The ostensible theme of the conference this year is “The Attention Economy,” but most speakers barely addressed it. One notable exception was Linda Stone, the former Microsoft and Apple exec who coined the phrase “continuous partial attention” back in 1998 and unpacked the term for us a bit here. (There are good notes from Nat Torkington on a similar talk she gave at Supernova last year.) She distinguished multitasking — where you’re switching between discrete goal-oriented processes — from the more diffuse and corrosive continuous partial attention, in which we are constantly “scanning for opportunities, optimizing for the best opportunity,” paying half a mind to what’s in front of us and keeping our peripheral vision peeled in hope of spotting something better. Stone says we’re driven by CPA out of a “desire to be a live node on the network,” to stay connected and to feel validated that we fit into a social web.
Stone placed CPA in a social-history timeline that falls into 20-year spans: a period from 1965 to 1985 in which we placed highest value on self-expression, creativity and personal productivity; then a period from 1985 to 2005 in which the network became paramount and we valued communication the most. I found this explanation so generalized as to be almost useless — “We played Battleship in the ’70s, we played Diplomacy in the ’90s,” she declared, but wait a minute, I played Diplomacy in the ’70s, and so did all my friends!

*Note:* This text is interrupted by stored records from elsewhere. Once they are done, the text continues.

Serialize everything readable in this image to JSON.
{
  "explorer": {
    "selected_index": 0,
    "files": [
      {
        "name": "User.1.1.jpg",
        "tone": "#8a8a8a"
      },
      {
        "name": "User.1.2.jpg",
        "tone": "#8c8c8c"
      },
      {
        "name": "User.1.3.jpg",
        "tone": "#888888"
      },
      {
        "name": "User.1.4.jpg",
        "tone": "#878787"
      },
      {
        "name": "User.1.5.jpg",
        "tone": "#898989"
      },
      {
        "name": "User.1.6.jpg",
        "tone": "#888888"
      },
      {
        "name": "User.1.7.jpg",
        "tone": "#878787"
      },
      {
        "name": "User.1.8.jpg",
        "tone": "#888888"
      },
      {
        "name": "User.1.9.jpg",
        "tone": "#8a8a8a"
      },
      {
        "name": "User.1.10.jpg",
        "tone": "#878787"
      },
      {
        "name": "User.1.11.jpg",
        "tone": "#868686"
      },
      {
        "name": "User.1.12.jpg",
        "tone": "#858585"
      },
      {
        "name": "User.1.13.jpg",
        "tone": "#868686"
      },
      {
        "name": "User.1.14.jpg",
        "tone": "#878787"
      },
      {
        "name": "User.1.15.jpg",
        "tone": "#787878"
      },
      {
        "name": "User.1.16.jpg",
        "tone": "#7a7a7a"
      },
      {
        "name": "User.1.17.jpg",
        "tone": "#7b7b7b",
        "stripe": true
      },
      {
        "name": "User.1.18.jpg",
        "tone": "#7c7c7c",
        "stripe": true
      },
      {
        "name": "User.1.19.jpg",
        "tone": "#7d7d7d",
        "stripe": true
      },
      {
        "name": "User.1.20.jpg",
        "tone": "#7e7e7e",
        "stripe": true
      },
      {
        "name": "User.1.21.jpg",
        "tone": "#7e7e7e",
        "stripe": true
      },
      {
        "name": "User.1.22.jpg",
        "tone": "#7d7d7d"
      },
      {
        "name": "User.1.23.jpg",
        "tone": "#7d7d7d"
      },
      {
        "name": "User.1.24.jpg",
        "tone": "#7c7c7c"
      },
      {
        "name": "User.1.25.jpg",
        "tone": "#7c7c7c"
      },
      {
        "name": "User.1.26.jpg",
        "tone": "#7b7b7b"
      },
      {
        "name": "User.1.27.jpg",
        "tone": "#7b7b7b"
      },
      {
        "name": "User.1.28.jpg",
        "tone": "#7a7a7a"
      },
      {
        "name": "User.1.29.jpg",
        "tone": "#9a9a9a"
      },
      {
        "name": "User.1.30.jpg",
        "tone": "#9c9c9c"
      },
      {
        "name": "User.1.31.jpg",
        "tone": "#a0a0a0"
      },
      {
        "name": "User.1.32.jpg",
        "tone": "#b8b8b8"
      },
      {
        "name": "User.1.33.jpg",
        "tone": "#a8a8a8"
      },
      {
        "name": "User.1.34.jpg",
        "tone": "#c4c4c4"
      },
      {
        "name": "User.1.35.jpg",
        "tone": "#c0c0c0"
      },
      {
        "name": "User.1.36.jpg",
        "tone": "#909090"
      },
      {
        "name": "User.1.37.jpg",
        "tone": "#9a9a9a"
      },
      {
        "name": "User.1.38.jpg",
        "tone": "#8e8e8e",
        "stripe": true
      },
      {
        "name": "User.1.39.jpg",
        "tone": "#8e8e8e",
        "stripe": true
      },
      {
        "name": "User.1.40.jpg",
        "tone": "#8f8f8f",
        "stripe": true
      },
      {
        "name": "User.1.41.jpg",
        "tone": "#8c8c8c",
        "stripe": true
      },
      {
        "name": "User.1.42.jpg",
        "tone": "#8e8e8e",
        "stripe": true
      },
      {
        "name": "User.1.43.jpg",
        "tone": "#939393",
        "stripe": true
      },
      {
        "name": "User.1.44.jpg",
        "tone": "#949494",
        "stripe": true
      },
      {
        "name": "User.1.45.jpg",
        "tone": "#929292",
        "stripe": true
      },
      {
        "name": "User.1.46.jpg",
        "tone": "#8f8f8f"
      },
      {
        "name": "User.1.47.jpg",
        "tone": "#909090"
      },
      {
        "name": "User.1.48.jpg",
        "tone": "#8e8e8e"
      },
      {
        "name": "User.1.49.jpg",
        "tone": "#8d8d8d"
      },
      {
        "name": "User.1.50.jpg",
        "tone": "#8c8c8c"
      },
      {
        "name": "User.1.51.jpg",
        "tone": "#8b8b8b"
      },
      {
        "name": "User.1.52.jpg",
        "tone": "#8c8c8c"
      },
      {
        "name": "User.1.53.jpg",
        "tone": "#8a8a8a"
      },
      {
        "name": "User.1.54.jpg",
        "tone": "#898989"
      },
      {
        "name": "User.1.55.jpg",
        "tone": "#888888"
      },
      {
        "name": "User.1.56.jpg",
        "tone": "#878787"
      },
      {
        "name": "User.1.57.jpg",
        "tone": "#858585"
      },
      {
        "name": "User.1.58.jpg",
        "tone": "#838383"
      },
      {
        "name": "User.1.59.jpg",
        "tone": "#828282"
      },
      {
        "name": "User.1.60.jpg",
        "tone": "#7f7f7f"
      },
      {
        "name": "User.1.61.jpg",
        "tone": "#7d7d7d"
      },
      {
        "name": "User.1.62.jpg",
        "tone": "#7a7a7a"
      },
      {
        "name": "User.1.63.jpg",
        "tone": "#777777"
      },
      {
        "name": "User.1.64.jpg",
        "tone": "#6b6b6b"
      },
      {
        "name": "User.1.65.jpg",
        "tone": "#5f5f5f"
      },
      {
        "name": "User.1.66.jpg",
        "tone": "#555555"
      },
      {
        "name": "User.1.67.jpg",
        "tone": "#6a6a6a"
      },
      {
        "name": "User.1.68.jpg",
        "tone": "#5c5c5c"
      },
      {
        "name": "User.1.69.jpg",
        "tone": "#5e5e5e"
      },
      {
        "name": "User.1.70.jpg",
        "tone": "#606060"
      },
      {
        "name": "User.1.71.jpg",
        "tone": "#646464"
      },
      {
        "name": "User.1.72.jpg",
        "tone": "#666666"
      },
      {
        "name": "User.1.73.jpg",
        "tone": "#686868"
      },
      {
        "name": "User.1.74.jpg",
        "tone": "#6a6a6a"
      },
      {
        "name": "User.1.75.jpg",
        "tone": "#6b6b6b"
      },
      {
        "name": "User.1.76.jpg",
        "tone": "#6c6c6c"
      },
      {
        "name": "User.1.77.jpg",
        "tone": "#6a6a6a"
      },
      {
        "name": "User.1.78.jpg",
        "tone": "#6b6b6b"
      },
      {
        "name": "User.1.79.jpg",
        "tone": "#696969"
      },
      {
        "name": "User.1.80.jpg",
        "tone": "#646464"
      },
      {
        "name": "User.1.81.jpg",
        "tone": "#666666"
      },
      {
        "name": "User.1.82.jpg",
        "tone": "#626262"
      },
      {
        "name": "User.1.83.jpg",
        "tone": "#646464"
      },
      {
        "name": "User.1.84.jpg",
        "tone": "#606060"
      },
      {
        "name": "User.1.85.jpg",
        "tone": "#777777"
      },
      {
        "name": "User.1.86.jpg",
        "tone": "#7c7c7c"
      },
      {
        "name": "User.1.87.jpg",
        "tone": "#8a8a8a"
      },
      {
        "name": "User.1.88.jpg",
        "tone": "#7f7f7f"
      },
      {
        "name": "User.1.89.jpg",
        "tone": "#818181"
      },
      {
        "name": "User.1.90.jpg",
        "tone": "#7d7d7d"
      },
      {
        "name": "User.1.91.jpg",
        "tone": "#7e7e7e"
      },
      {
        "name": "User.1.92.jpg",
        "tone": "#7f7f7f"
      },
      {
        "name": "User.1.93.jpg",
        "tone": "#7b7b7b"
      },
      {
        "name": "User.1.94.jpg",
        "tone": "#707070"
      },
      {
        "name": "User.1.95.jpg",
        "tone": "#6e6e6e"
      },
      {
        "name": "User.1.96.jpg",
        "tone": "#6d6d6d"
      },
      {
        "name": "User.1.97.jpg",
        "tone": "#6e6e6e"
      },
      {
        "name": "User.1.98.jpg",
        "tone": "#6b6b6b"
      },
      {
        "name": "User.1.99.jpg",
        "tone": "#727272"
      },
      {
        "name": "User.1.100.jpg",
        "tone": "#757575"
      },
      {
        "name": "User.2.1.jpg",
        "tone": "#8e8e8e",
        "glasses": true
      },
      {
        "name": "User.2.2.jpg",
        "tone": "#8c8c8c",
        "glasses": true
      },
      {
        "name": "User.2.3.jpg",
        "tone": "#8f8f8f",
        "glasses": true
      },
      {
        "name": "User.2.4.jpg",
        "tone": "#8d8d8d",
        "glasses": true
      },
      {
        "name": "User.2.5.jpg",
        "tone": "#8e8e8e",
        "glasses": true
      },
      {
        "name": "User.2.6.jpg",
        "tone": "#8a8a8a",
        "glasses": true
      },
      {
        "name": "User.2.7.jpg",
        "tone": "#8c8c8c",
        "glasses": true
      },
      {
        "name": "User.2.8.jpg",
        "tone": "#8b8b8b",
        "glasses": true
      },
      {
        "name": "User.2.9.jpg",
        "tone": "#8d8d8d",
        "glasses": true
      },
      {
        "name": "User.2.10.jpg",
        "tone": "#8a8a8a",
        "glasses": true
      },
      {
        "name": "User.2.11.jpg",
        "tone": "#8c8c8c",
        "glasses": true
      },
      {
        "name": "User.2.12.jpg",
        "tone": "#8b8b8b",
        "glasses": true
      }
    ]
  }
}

Nonetheless, Stone is onto something important here. Her description of our “overwhelmed, overstimulated and underfulfilled” technological existence wasn’t exactly what the technology-besotted ETech crowd wanted to hear, but they needed to hear it. Still, as I looked around at a sea of heads buried in laptops, sucking down the wi-fi, fingers darting to catch the latest email or Technorati result, I wondered how many had given Stone the attention she deserved.